Saturday, May 31, 2008

ISLAM; AGAMA TAK BERNILAI

Tulisan ini merupakan tulisan dari sahabat saya, Ivan Istiawan (sekbid. SDI IRM JATIM) berjudul “Islam Bukan Agama Bebas Nilai” yang dipublikasikan di www.irm.or.id tanggal 20 April 2008.

Tulisan tersebut cukup menarik untuk diperhatikan, paling tidak sebagai penguatan ruh keberislaman atau review sensitifitas kita terhadap kaum mustadafien, atau mengajak kita untuk saling berbagi persoalan sosial dengan frame keislaman kita. Perlu saya sampaikan kebingungan saya terhadap judul yang diangkat oleh sahabat saya tersebut (IIs), yang dimaksudkan dengan bebas nilai itu seperti apa? Apakah merujuk pada makna bahwa Islam mengangkat atau menganjurkan satu nilai saja dalam mengabdikan diri pada Tuhan (mungkin yang dimaksud keselamatan–Islam), sementara nilai yang lain yang tidak relevan dengan keislaman tersebut akan ditolak. Selanjutnya yang dimaksud dengan nilai juga seperti apa?. (saya ini memang bodoh, sampai gak negerti maksud sahabat saya ini).

Secara sederhana, saya ingin menyampaikan tafsiran saya mengenai nilai (sesuai pelajaran saya tentang nilai waktu sekolah dulu) yaitu suatu ukuran melaksanakan suatu aktifitas, dimana ukuran tersebut menjadi patron untuk menjelaskan alasan dari suatu tindakan (sosiologis). Semisal penilaian terhadap perilaku baik atau buruk, benar atau salah, selamat ataupun celaka.

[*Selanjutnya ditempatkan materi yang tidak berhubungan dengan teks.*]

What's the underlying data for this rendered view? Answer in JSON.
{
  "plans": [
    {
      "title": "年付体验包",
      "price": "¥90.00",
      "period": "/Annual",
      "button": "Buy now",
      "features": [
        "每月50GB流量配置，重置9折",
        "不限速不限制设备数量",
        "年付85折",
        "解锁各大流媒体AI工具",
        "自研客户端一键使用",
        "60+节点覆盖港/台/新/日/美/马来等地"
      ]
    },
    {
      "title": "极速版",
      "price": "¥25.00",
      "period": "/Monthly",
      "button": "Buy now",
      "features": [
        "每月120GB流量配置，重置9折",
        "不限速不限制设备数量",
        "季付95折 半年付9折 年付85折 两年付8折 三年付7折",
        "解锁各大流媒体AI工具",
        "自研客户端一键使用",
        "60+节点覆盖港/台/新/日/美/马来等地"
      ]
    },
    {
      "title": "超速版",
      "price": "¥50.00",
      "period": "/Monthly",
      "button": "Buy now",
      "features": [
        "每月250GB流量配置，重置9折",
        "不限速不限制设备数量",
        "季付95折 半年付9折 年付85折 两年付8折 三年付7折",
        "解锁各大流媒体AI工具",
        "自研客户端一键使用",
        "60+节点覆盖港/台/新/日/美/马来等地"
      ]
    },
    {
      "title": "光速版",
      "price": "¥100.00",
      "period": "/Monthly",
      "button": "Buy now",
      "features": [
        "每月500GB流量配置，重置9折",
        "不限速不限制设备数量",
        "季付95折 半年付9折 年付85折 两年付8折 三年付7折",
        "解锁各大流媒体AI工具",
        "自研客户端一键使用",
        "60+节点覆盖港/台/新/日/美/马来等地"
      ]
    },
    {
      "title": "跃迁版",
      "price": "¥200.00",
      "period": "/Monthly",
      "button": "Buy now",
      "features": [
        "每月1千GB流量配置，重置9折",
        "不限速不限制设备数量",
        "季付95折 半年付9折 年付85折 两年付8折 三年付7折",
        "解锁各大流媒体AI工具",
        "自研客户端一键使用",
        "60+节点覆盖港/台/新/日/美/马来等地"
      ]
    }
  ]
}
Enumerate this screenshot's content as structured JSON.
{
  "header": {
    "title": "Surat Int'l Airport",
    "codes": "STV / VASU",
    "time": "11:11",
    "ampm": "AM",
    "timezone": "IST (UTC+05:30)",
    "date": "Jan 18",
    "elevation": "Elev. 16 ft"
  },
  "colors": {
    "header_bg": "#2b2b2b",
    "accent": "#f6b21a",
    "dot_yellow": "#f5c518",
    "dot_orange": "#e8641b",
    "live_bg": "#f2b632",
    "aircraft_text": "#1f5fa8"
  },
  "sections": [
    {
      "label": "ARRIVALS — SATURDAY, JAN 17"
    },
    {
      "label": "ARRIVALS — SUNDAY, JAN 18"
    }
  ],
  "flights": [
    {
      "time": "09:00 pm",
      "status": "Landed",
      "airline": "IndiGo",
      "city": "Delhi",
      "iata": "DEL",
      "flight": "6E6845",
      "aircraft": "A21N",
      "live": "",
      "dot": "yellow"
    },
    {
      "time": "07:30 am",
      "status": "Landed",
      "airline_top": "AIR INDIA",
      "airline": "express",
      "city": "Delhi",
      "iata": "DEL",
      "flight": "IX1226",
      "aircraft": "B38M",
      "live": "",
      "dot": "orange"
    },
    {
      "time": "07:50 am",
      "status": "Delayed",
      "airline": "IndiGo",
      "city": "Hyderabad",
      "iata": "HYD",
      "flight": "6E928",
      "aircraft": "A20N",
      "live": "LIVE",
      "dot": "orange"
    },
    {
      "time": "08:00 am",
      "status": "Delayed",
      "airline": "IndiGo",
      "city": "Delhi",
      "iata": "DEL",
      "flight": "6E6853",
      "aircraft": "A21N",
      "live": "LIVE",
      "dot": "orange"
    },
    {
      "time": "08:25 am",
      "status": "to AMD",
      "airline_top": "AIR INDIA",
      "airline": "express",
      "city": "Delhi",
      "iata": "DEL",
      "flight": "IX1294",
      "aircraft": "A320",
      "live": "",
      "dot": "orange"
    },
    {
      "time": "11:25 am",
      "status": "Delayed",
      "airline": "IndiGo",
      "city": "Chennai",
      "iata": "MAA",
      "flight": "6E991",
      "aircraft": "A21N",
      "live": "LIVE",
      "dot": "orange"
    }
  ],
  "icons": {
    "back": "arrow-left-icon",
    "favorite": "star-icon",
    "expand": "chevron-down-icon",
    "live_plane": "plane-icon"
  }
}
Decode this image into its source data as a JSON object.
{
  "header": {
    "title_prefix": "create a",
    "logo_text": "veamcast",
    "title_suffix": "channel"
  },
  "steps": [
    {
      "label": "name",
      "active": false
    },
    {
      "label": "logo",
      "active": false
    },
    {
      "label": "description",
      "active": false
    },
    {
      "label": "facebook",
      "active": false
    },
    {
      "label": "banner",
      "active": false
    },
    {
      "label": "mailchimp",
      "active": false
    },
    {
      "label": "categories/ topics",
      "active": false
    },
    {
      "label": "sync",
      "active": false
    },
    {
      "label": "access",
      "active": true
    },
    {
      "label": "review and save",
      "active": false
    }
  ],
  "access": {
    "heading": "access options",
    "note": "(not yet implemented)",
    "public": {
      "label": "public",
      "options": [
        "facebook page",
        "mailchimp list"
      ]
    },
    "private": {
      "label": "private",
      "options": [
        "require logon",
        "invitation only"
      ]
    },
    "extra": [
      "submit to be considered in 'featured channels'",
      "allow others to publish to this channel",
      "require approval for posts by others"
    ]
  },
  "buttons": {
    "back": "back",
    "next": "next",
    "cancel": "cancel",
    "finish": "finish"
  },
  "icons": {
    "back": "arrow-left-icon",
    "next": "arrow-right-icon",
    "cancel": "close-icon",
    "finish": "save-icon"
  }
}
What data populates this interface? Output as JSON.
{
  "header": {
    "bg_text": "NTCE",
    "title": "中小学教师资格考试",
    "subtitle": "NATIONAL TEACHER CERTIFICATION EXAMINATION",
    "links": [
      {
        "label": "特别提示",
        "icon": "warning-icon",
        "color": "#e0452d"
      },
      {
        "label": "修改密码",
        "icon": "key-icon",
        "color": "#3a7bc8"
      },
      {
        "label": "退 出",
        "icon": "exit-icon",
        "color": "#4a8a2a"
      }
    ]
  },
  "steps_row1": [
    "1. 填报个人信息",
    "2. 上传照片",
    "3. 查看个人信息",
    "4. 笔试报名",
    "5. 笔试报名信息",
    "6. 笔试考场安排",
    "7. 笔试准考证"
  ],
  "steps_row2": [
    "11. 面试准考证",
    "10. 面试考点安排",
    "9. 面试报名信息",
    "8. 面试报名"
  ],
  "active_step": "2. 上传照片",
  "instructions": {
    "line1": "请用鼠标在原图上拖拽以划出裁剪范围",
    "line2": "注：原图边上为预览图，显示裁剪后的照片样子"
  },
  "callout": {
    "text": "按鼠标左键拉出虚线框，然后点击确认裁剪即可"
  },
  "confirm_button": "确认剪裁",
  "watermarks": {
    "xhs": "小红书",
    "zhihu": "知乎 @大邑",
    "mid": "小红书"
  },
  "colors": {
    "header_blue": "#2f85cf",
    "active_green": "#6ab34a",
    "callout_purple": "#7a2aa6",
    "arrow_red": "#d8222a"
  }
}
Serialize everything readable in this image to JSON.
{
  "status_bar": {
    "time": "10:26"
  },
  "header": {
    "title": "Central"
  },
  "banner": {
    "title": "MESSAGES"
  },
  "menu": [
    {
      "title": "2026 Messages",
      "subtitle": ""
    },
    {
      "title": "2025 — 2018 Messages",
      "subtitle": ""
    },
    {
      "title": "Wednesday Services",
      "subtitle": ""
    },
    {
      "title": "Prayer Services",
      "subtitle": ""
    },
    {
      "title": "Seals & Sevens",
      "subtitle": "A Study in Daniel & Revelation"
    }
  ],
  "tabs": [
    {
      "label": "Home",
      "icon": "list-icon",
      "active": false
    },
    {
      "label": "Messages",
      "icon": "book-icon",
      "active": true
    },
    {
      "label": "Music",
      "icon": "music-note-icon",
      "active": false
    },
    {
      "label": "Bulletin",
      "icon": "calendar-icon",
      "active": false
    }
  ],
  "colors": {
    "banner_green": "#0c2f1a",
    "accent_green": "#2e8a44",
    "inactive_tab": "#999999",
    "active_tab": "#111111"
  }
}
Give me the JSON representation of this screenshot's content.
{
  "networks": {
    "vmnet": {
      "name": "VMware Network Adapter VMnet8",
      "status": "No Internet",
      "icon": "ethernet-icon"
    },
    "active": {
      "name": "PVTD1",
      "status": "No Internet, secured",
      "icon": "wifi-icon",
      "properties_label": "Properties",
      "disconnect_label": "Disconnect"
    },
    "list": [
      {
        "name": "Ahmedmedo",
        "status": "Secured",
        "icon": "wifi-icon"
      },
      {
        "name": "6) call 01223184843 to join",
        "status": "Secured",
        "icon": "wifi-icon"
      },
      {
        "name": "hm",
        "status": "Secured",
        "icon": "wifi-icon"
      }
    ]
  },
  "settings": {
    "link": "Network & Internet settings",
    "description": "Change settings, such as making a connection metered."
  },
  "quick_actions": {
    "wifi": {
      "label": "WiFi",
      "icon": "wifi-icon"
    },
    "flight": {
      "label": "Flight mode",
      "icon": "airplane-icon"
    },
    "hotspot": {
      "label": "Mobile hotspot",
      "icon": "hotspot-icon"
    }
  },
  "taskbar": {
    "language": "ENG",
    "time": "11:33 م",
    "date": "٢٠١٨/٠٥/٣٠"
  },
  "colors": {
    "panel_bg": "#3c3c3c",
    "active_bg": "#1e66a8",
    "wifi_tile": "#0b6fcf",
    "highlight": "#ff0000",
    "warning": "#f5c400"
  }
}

Kisah tentang bapak Juki, si Penjual mie ayam yang enak dan lezat (menurut IIs) mungkin selalu kita dapati dalam konteks kehidupan kita, dimanapun, (toh bangsa indoneia ini lebih banyak orang miskinnya) sehingga keadaan seperti itu dapat kita nilai sebagai sebuah keadaan yang benar terjadi. Coba tanyakan kepada pedagang yang keadaannya hampir serupa dengan pedagang mie ayam yang dikisahkan sahabat IIs, tentu kita juga akan mengalami perasaan yang sama dengan IIs, yaitu empati kepada bapak/ibu si pedagang. Namun saat emosi empati tersebut hadir dalam diri kita, coba kita tanyakan, apakah mereka bahagia dengan kehidupan ini? Dan apakah ukuran kebahagiaan mereka adalah uang?.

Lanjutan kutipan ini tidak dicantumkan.